Bartered : Değiş tokuş yapmak. Değişmek. Değiştirmek. Takas yapmak. Değiş tokuş etmek. Mübadele etmek. Trampa etmek. Takas etmek.

Permutations : Olasılık kuramında birden çok biçimde gerçekleşebilen bir olay için aynı biçimin birden çok yinelenmemesi durumunda belirebilecek tüm olanaklı düzenlerin sayım kuralı. Değişim. Permutasyon. Yer değiştirme. Olanaklı düzenler kuralı.

 

Swops : Değiştirmek. Karşılıklı değiştirme. Değiş tokuş etmek. Takas etmek. Trampa. Karşılıklı bahsetmek.

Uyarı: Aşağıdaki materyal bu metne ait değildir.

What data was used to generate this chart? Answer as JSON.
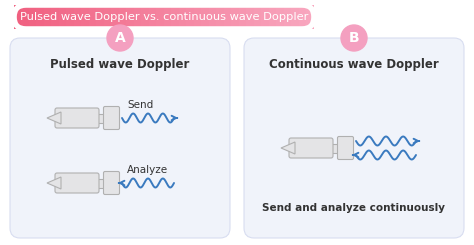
{
  "title": "Pulsed wave Doppler vs. continuous wave Doppler",
  "bg_color": "#ffffff",
  "panel_bg": "#f0f3fa",
  "panel_border": "#d8ddf0",
  "label_A": "A",
  "label_B": "B",
  "circle_color": "#f4a0c0",
  "text_A": "Pulsed wave Doppler",
  "text_B": "Continuous wave Doppler",
  "send_label": "Send",
  "analyze_label": "Analyze",
  "bottom_label": "Send and analyze continuously",
  "wave_color": "#3a7abf",
  "probe_fill": "#e4e4e6",
  "probe_border": "#b0b0b0",
  "text_color": "#333333",
  "title_grad_left": "#f06080",
  "title_grad_right": "#f8a8c0",
  "title_text_color": "#ffffff"
}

Interchanges : Yer değişmek. Değiştokuş etmek. Değiştirme. Değişme. Takas etmek. Birbirinin yerine geçmek. Kavşak. Değiştirmek. Değiş tokuş etmek.

Clearing : Dokuların alkolünün giderilmesi için ksilol ve metil benzoat gibi maddeler kullanılarak parlatılması. sofralık pirinç üretiminde tanelere mekanik bir işlem ve genellikle sürtünme yoluyla düz ve pürüzsüz yüzey meydana getirme işlemi. bu şekilde hayvan beslemede kullanılan pirinç kepeği üretilir. Sayışma. (orman) açık alan. Alan. Kliring. Dış tecimde iki ülke arasında yapılan alışverişin karşılıklı olarak malla ve değişim yoluyla ödenmesi. bankaların elinde bulundurdukları çek, ödek ve benzeri tecimsel belgit ve belgeleri takas odaları ya da merkez bankasında belirli zamanlarda mahsup ettirmeleri. Temizleme işi. Açığa çıkarma. İkili ticaret anlaşması çerçevesinde ülkeler arasında dışalım ve dışsatımdan doğan alacak ve borçların döviz kullanılmadan karşılıklı olarak denkleştirilmesine dayalı dış ticaret biçimi. Ödenekliklerde, kimi bölümlerde yeterli olmayan ödeneklere durumu yeterlinin üstünde bulunan öbür bölümlerden ekleme ya da düşülme yapılmak yoluyla gerçekleştirilen ödenek aktarması. bir paranın bulunduğu sayışımdan bir başkasına geçirilmesi için yapılan işlem.

Dicker : Takas etmek. Kararsız davranmak. Trampa. Pazarlık. Pazarlık etmek.

Tradeoff synonyms : tradeoffs, exchange of goods, interchanged, swapping, dickered, exchange, cambium, tossups, swap, metasomation, clearings, cambiums, interchange, barters, excambion, dickers, tossup, bilateral trade, barter, swop.